Помнится, это случилось неподалеку от Калье-Обиспо, Епископской улицы. Я зашла в какую-то лавку, желая поскорее найти вышеупомянутый план города. Там, у холодного металлического прилавка, на котором мои влажные пальцы оставляли следы, поскольку день, хотя и весенний, выдался жарким и душным, я стала лопотать нечто бессвязное — так я говорила по-испански. Ах, какое удивление я испытала, когда из-за моей спины раздался голос, повторивший мою просьбу, но в куда более изящном и лаконичном варианте: мне на помощь пришел Каликсто. Во время бегства с «Афея» и в толчее улиц Гаваны я как-то забыла, что он говорит по-испански, ибо на корабле я слышала лишь его неловкий английский, да и то не очень часто. Теперь же он стоял у прилавка и пререкался с лавочником по поводу цены за карту Гаваны. Вот именно, торговался. Здесь, как и везде в Гаване, цены не были определены точно, и местные покупатели, заходя в лавки, напрягали голос еще больше, чем кошелек. Признаюсь, мне даже взгрустнулось при воспоминании об американских базарах, где можно делать покупки молча. Да, всегда и везде при встрече с незнакомыми людьми, а в особенности с чужестранцами, я неизменно предпочитала молчание и уединение.

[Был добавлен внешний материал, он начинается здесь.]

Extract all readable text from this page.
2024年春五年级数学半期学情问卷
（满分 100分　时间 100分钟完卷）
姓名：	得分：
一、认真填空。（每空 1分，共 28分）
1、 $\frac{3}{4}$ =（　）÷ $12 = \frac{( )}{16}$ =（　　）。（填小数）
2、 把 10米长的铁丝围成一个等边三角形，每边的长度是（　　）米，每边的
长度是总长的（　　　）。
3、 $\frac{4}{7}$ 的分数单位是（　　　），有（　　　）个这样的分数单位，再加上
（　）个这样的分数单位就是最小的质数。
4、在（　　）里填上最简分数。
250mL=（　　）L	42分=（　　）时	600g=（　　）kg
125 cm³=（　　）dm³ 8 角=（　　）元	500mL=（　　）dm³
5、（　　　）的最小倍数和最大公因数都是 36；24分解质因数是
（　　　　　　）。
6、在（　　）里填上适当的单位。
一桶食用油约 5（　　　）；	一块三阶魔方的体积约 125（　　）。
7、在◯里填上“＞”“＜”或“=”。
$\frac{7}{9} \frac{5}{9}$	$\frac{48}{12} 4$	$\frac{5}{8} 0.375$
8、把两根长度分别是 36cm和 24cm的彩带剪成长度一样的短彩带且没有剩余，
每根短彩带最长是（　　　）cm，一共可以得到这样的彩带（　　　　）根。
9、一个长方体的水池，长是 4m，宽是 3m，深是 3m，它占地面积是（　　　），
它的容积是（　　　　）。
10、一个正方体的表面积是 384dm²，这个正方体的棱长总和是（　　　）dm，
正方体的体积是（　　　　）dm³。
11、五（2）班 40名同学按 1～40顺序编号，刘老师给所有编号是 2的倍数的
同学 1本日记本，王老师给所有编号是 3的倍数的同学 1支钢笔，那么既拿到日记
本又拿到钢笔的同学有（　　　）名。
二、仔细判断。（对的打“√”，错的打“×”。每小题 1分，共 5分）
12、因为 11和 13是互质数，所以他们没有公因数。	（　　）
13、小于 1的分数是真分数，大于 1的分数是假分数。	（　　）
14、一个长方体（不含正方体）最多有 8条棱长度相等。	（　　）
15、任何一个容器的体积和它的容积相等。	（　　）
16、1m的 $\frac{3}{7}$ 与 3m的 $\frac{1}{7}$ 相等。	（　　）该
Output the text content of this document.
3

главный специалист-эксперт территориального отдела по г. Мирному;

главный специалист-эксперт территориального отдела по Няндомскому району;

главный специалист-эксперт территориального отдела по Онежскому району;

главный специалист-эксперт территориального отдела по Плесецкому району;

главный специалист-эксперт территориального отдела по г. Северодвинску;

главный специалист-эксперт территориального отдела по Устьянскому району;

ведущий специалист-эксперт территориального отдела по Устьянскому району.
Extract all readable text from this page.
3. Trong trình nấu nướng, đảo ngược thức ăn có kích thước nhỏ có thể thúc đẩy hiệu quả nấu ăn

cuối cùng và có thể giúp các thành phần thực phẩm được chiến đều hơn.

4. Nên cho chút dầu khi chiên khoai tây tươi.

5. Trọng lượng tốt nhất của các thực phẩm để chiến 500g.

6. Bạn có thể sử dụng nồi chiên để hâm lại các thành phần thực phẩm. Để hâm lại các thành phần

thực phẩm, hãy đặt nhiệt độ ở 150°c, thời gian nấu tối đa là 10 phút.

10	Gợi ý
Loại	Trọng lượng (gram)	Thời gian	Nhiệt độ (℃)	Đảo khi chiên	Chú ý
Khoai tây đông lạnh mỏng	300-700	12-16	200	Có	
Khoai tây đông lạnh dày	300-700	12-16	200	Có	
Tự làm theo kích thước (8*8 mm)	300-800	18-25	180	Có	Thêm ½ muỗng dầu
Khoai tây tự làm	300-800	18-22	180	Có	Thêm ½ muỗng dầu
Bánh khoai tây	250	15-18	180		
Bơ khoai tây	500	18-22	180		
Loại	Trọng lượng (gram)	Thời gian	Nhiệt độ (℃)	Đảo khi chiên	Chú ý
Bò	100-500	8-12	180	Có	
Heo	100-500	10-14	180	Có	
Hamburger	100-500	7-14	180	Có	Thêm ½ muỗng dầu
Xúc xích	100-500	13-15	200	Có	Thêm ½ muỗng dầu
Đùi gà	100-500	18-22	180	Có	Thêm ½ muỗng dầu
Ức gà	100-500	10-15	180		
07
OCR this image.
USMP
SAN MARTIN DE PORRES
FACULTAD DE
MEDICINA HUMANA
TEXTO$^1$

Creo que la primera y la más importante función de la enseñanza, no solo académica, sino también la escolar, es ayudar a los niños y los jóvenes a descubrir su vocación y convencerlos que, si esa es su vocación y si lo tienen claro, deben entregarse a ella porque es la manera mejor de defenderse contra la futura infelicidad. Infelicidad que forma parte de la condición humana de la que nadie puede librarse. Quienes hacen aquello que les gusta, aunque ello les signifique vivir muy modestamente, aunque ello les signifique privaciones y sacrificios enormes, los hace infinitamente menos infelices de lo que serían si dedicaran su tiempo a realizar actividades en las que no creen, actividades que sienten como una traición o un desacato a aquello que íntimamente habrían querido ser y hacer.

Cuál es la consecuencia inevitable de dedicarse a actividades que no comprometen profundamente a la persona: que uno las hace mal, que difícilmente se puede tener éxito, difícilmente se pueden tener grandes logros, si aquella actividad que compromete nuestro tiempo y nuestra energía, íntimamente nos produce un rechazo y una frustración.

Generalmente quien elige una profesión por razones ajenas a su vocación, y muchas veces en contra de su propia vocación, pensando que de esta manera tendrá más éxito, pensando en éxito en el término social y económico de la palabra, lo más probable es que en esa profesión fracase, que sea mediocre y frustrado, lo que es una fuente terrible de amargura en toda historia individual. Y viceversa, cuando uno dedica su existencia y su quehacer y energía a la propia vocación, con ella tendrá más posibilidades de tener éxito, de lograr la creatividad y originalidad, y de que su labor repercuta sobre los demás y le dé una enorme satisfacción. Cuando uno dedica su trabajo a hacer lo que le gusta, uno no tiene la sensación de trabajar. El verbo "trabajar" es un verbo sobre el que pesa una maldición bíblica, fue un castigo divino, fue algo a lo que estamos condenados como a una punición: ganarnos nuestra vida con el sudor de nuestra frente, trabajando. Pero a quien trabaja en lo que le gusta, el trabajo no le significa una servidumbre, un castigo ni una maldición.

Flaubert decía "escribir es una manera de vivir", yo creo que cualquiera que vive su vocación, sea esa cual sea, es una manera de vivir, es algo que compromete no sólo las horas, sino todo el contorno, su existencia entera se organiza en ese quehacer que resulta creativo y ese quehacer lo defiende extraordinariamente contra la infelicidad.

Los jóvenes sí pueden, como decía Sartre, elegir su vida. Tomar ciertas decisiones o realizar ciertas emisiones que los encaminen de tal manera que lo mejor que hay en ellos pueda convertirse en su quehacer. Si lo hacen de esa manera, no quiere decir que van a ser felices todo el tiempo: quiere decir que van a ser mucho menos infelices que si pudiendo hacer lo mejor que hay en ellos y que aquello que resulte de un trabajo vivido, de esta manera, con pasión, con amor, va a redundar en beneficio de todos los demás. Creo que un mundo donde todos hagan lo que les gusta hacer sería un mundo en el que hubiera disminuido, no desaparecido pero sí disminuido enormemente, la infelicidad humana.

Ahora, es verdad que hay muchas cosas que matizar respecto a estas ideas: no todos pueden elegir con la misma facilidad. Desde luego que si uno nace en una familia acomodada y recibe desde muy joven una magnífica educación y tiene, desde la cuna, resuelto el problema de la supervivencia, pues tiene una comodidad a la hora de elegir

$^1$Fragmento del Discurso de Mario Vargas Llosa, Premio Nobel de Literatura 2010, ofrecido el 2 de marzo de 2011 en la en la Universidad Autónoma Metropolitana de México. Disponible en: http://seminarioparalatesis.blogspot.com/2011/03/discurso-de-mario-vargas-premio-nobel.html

Выйдя из лавки на Калье-Обиспо — улочка была такой узкой, что я могла бы подмести ее во всю ширину подолом одного из моих нью-йоркских платьев, — я развернула план города и принялась крутить его так и эдак, однако найти север, увы, мне так и не удалось. Каликсто улыбался — как все моряки, он легко определял стороны света. Но мне показалось, что его улыбка вызвана чем-то еще. Когда я передала ему карту, он пристально поглядел на меня, по-прежнему улыбаясь, сложил ее и сунул в карман брюк.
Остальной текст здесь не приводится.